Inventory destocking occurred following the pandemic. But when it comes to the balance of a typical calendar year, “we haven’t seen downtime in certain parts of our seasonality like we used to,” Skotleski said.
One of those shifts is toward at-home drinking. Among alcoholic beverages, a report from data and insights firm Kantar Group earlier this year showed 23% of consumers drank more at home in the prior 12 months, versus 16% who drank more out at venues like bars and restaurants.
“We’re still seeing even higher at-home consumption rates right now versus where it was pre-pandemic. The amount of consumption and dollars being spent at home is now favoring packaged beverages, where before it was more favoring on-premise,” Skotleski said. Customers are also making larger-format variety packs of 24 or 30 cans.
Beverage makers’ and retailers’ promotional activity is one lever that can boost demand for products and, relatedly, for cans. A BofA Securities research analysis in May of ads from Kroger, the nation’s largest pureplay grocer, showed an increase in canned beverages promotions around Memorial Day 2023.
Crown has a diversified portfolio and Skotleski observed that trends this year have been specific to individual beverage segments. Factors or measures like promotional activity and unit sales vary between different customers’ strategies; some focus on market share while others opt for higher prices and lower volumes.
“I know a lot of the conversation in the industry is always about promotions and price points; I think consumer behaviors have changed beyond that and we need to look differently at the market,” Skotleski said. “We’re seeing categories that are extremely high price point. They’re the growing categories and brands in the market because of the brand, because of packaging format, because of sustainability.”
Skotleski offered the example of two popular canned beverage brands Crown works with, High Noon hard seltzers and Celsius energy drinks, that have higher prices than traditional carbonated soft drinks. “Nowadays it’s a little bit different world,” and price “is not the end-all be-all anymore.”

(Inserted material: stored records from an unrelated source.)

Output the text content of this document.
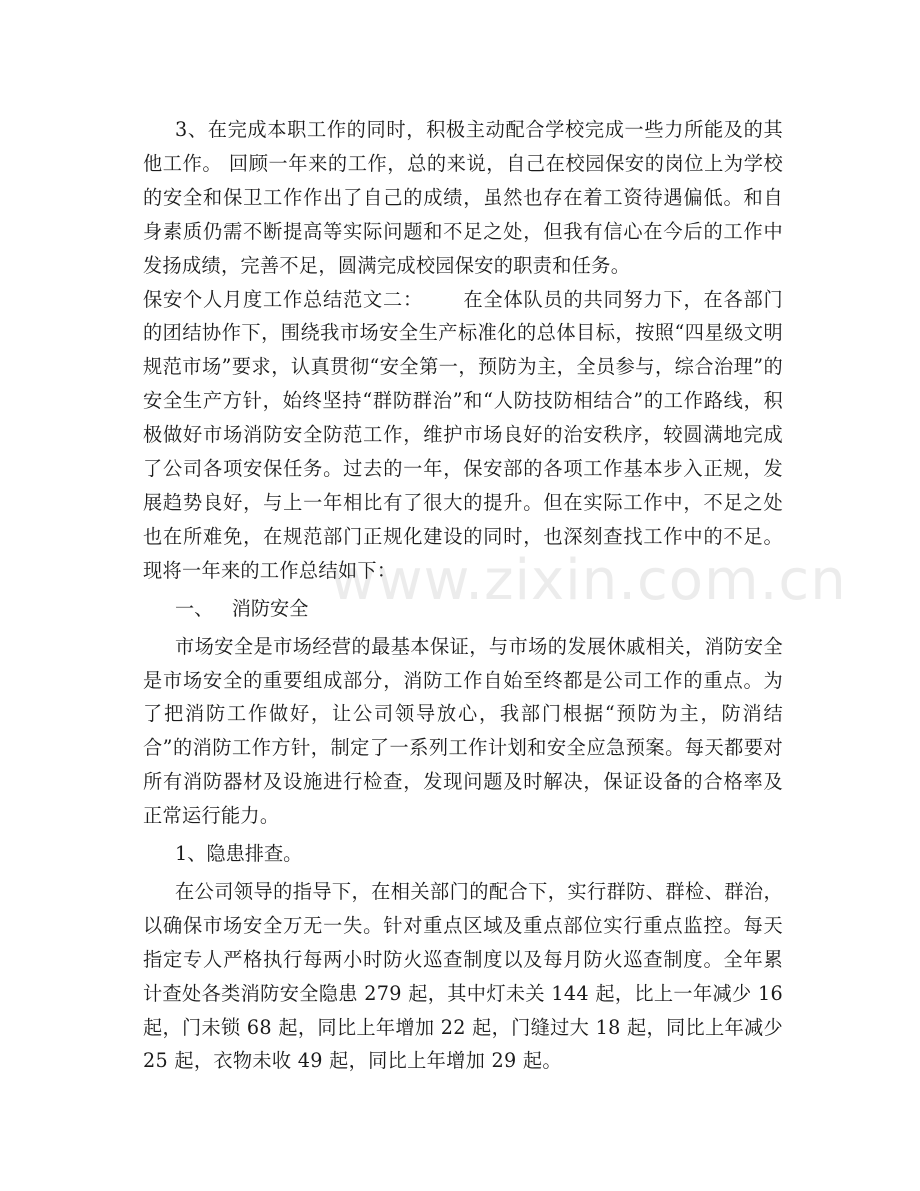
www.zixin.com.cn

3、在完成本职工作的同时，积极主动配合学校完成一些力所能及的其他工作。 回顾一年来的工作，总的来说，自己在校园保安的岗位上为学校的安全和保卫工作作出了自己的成绩，虽然也存在着工资待遇偏低。和自身素质仍需不断提高等实际问题和不足之处，但我有信心在今后的工作中发扬成绩，完善不足，圆满完成校园保安的职责和任务。

保安个人月度工作总结范文二： 在全体队员的共同努力下，在各部门的团结协作下，围绕我市场安全生产标准化的总体目标，按照“四星级文明规范市场”要求，认真贯彻“安全第一，预防为主，全员参与，综合治理”的安全生产方针，始终坚持“群防群治”和“人防技防相结合”的工作路线，积极做好市场消防安全防范工作，维护市场良好的治安秩序，较圆满地完成了公司各项安保任务。过去的一年，保安部的各项工作基本步入正规，发展趋势良好，与上一年相比有了很大的提升。但在实际工作中，不足之处也在所难免，在规范部门正规化建设的同时，也深刻查找工作中的不足。现将一年来的工作总结如下：

一、 消防安全

市场安全是市场经营的最基本保证，与市场的发展休戚相关，消防安全是市场安全的重要组成部分，消防工作自始至终都是公司工作的重点。为了把消防工作做好，让公司领导放心，我部门根据“预防为主，防消结合”的消防工作方针，制定了一系列工作计划和安全应急预案。每天都要对所有消防器材及设施进行检查，发现问题及时解决，保证设备的合格率及正常运行能力。

1、隐患排查。

在公司领导的指导下，在相关部门的配合下，实行群防、群检、群治，以确保市场安全万无一失。针对重点区域及重点部位实行重点监控。每天指定专人严格执行每两小时防火巡查制度以及每月防火巡查制度。全年累计查处各类消防安全隐患 279 起，其中灯未关 144 起，比上一年减少 16 起，门未锁 68 起，同比上年增加 22 起，门缝过大 18 起，同比上年减少 25 起，衣物未收 49 起，同比上年增加 29 起。
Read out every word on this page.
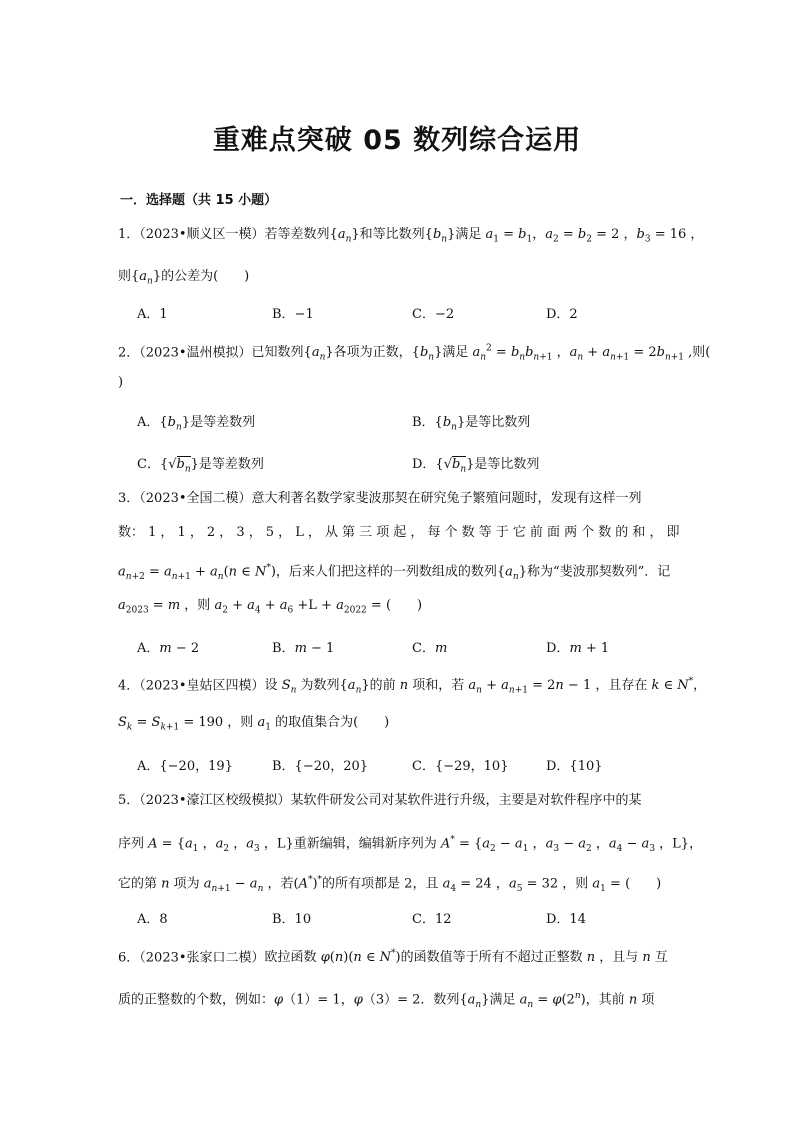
重难点突破 05 数列综合运用
一．选择题（共 15 小题）
1．（2023•顺义区一模）若等差数列$\{a_n\}$和等比数列$\{b_n\}$满足 $a_1 = b_1$，$a_2 = b_2 = 2$ ，$b_3 = 16$ ，
则$\{a_n\}$的公差为(　　)
A．1	B．−1	C．−2	D．2
2．（2023•温州模拟）已知数列$\{a_n\}$各项为正数，$\{b_n\}$满足 $a_n^2 = b_nb_{n+1}$ ，$a_n + a_{n+1} = 2b_{n+1}$ ,则(
)
A．$\{b_n\}$是等差数列	B．$\{b_n\}$是等比数列
C．$\{√b_n\}$是等差数列	D．$\{√b_n\}$是等比数列
3．（2023•全国二模）意大利著名数学家斐波那契在研究兔子繁殖问题时，发现有这样一列
数： 1 ， 1 ， 2 ， 3 ， 5 ， L ， 从 第 三 项 起 ， 每 个 数 等 于 它 前 面 两 个 数 的 和 ， 即
$a_{n+2} = a_{n+1} + a_n(n$ ∈ N*)，后来人们把这样的一列数组成的数列$\{a_n\}$称为“斐波那契数列”．记
$a_{2023} = m$ ，则 $a_2 + a_4 + a_6 +L + a_{2022}$ = (　　)
A．m − 2	B．m − 1	C．m	D．m + 1
4．（2023•皇姑区四模）设 $S_n$ 为数列$\{a_n\}$的前 n 项和，若 $a_n + a_{n+1} = 2n - 1$ ，且存在 k ∈ N*，
$S_k = S_{k+1} = 190$ ，则 $a_1$ 的取值集合为(　　)
A．{−20，19}	B．{−20，20}	C．{−29，10}	D．{10}
5．（2023•濠江区校级模拟）某软件研发公司对某软件进行升级，主要是对软件程序中的某
序列 $A = \{a_1$ ，$a_2$ ，$a_3$ ，L}重新编辑，编辑新序列为 $A^* = \{a_2 - a_1$ ，$a_3 - a_2$ ，$a_4 - a_3$ ，L}，
它的第 n 项为 $a_{n+1} - a_n$ ，若(A*)*的所有项都是 2，且 $a_4 = 24$ ，$a_5 = 32$ ，则 $a_1$ = (　　)
A．8	B．10	C．12	D．14
6．（2023•张家口二模）欧拉函数 φ(n)(n ∈ N*)的函数值等于所有不超过正整数 n ，且与 n 互
质的正整数的个数，例如：φ（1）= 1，φ（3）= 2．数列$\{a_n\}$满足 $a_n = \varphi(2^n)$，其前 n 项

The sparkling water and alcoholic seltzer booms began before the pandemic. Today there’s an even more prominent push toward the ready-to-drink category, which can range from hard seltzers and premixed cocktails to iced teas. CNN reported in August that RTD sales grew 7% to $10.9 billion in the prior 12 months, citing Nielsen IQ data.
Crown, which makes metal food cans and aerosol containers in addition to beverage cans, has added capacity in recent years with new plants, including in Mesquite, Nevada, and Bowling Green, Kentucky, to meet demand in categories such as sparkling water, energy drinks, hard seltzers, beer and ready-to-drink cocktails, and to support new beverage introductions in aluminum cans.
Even as summer comes to an end, the fall brings drinking-heavy, home-based events like tailgates and holiday parties. For end-of-year holidays from Thanksgiving to New Year’s, customers’ inventory-building has traditionally occurred in late October and early November, Skotleski said.
According to market research firm Circana, CPG spending in July saw 4% growth in food and beverage while unit sales fell 1%. Canned beverage sales still could experience an upside if a recession comes to pass, Skotleski said. Pantry-loading during economic downturns helps can and packaged good sales.
“People will spend less money out at restaurants, they won’t go on vacation, they will go out less,” said Skotleski. “That actually helps a lot of our brands because people are now consuming at home, or they’re staying at home more similar to what we saw during the pandemic spike when restaurants and concerts and sporting events were closed.”